Shareholders are urged to act before the stipulated deadline to avoid the involuntary transfer of their holdings. The following key details summarize the action required:
- Notice Dispatch Date: May 6, 2026 - Exchange Intimation Date: May 7, 2026 - Unclaimed Dividend Period Commencing: Financial Year 2018-19 - Deadline to Claim Dividends: October 15, 2026 - Registrar and Transfer Agent: Alankit Assignments Limited (Unit – Maharashtra Seamless Limited) - RTA Address: Alankit House, 4E/2, Jhandewalan Extension, New Delhi-110055 - Corporate Office (Claim Submission): Plot No. 30, Institutional Sector-44, Gurugram-122003
The process for claiming outstanding dividends involves submitting claims to the Company Secretary at the Corporate Office or to the Registrar and Transfer Agent. The documentation requirements differ based on the mode of holding:
For shares held in demat form: - Self-attested copy of the Client Master List - Payment will be remitted electronically to the bank account registered against the demat account
For shares held in physical form: - Investor Service Request Forms ISR-1, ISR-2, SH-13 (Nomination Form) or ISR-3 (opting out of Nomination), duly filled as per instructions - Supporting documents including an original cancelled cheque leaf stating the account holder's name - Investor Service Request Forms are available on the Company's website at www.jindal.com
If dividends remain unclaimed by October 15, 2026, the concerned equity shares will be transferred to the IEPF. For shares held in physical form, the transfer will be effected by issuing duplicate share certificates, upon which the original share certificates will be deemed cancelled and non-negotiable. For shares held in demat form, the Company will issue appropriate corporate action instructions to the Depositories. Following the transfer, any corporate benefits arising from the shareholding will be credited to the IEPF.

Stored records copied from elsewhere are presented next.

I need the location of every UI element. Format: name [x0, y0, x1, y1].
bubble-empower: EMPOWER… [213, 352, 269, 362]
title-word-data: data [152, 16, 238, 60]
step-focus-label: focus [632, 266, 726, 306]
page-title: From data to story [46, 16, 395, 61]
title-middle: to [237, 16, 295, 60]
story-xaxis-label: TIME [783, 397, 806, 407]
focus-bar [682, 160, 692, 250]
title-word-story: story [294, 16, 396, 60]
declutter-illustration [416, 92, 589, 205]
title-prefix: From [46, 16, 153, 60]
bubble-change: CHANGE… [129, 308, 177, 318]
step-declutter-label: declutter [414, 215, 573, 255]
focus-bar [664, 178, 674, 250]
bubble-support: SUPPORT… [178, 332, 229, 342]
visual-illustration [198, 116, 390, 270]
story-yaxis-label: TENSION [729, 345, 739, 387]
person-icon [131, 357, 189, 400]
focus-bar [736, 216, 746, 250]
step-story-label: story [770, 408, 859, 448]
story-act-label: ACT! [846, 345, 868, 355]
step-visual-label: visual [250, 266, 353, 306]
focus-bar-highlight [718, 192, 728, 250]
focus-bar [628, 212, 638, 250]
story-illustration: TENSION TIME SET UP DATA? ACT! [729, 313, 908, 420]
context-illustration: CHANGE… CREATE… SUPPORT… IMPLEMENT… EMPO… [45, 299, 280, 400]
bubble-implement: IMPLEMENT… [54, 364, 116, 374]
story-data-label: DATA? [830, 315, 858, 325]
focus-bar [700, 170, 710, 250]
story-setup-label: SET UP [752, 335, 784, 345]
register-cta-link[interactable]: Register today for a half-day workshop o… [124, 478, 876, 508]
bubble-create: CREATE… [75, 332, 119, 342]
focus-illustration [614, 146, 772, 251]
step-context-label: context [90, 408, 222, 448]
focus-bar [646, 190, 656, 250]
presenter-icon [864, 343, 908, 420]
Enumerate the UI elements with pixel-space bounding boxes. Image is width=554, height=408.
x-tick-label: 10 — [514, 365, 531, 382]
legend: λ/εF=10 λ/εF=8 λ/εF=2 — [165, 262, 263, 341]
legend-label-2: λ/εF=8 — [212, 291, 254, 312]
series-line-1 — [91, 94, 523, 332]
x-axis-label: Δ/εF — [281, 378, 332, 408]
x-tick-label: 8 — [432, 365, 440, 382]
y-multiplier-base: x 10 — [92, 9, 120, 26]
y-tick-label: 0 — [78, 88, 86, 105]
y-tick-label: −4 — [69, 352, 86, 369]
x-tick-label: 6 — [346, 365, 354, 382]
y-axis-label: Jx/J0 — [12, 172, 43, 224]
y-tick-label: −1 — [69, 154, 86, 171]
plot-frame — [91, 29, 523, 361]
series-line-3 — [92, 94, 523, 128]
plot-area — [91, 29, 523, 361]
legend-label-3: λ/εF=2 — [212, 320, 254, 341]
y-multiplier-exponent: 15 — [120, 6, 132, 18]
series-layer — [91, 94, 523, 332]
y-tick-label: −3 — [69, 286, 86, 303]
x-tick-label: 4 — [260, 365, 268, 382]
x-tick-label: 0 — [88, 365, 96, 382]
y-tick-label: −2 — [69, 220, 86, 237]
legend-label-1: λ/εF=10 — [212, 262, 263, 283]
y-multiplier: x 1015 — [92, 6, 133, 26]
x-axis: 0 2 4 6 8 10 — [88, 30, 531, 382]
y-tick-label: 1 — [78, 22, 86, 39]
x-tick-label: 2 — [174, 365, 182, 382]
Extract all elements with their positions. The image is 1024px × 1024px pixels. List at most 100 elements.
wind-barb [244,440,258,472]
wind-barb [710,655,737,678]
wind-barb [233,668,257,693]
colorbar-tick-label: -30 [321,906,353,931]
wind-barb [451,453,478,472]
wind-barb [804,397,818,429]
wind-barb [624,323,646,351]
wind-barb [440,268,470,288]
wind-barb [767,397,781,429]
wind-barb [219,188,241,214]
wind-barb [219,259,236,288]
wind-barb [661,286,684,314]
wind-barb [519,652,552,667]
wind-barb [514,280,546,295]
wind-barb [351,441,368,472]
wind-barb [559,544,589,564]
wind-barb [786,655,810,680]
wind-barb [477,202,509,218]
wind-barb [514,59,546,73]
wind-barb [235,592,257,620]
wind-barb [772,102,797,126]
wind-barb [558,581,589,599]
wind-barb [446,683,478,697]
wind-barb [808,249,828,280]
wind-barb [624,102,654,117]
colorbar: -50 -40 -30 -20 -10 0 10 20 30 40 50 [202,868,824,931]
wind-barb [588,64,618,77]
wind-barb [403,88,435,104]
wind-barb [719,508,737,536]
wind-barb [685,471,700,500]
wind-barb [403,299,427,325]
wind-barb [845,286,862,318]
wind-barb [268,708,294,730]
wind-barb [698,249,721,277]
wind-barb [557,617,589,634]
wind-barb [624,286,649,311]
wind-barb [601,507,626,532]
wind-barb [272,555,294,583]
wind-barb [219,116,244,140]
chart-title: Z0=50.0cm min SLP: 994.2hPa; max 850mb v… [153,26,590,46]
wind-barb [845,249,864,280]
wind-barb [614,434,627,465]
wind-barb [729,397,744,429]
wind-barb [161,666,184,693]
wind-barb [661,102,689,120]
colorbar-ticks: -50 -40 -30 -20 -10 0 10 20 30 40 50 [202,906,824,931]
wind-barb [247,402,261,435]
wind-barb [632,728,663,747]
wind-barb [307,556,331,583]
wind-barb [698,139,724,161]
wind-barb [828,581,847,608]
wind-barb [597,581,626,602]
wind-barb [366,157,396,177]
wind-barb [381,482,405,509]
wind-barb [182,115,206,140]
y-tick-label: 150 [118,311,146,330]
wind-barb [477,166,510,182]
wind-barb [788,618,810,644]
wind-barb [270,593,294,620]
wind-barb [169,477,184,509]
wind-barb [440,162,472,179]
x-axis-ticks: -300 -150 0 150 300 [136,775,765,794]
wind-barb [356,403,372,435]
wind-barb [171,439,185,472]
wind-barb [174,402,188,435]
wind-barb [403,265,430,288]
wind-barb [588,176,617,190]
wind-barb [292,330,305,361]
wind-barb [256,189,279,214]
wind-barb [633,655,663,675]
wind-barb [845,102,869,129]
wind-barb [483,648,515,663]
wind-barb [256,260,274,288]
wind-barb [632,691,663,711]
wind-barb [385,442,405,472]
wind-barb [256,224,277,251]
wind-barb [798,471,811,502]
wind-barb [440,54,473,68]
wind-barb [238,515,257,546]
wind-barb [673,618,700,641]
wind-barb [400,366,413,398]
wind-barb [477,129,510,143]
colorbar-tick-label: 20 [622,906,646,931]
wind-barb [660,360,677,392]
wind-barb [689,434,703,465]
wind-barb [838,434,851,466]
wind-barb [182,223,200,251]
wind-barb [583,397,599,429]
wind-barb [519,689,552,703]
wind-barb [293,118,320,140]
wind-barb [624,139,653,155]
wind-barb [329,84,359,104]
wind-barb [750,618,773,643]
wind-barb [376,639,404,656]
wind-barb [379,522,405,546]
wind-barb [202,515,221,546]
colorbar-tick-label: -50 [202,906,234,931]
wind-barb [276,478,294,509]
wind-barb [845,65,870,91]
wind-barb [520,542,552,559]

Shareholders whose shares and dividends have been transferred to the IEPF retain the right to reclaim them. The reclaim process involves submitting the required documents to the Company to obtain an Entitlement Letter, followed by filing an online application in the prescribed e-Form IEPF-5, available on the Ministry of Corporate Affairs website at www.mca.gov.in. Details of affected shareholders and shares are available on the Company's website. The communication was signed by Ram Ji Nigam, Company Secretary, Maharashtra Seamless Limited.
Maharashtra Seamless Limited has also announced the voluntary closure of its subsidiary Internovia Natural Resources FZ LLC, which has been struck off. The company made this disclosure on April 9, 2026, in compliance with Regulation 30 of the SEBI (Listing Obligations and Disclosure Requirements) Regulations, 2015. The subsidiary's financial contribution to the parent company was minimal during the financial year ended March 31, 2025. According to the disclosure, Internovia Natural Resources FZ LLC had no operational income but maintained a net worth of 0.40 Crore.
The closure of Internovia Natural Resources FZ LLC represents a streamlining of Maharashtra Seamless Limited's corporate structure. Given the subsidiary's nil income contribution and minimal net worth of 0.40 crore, the closure appears to be an administrative decision to optimize the company's subsidiary portfolio. The disclosure confirms that this transaction does not involve any sale or disposal arrangements and will not have any impact on the company's operations or financial position.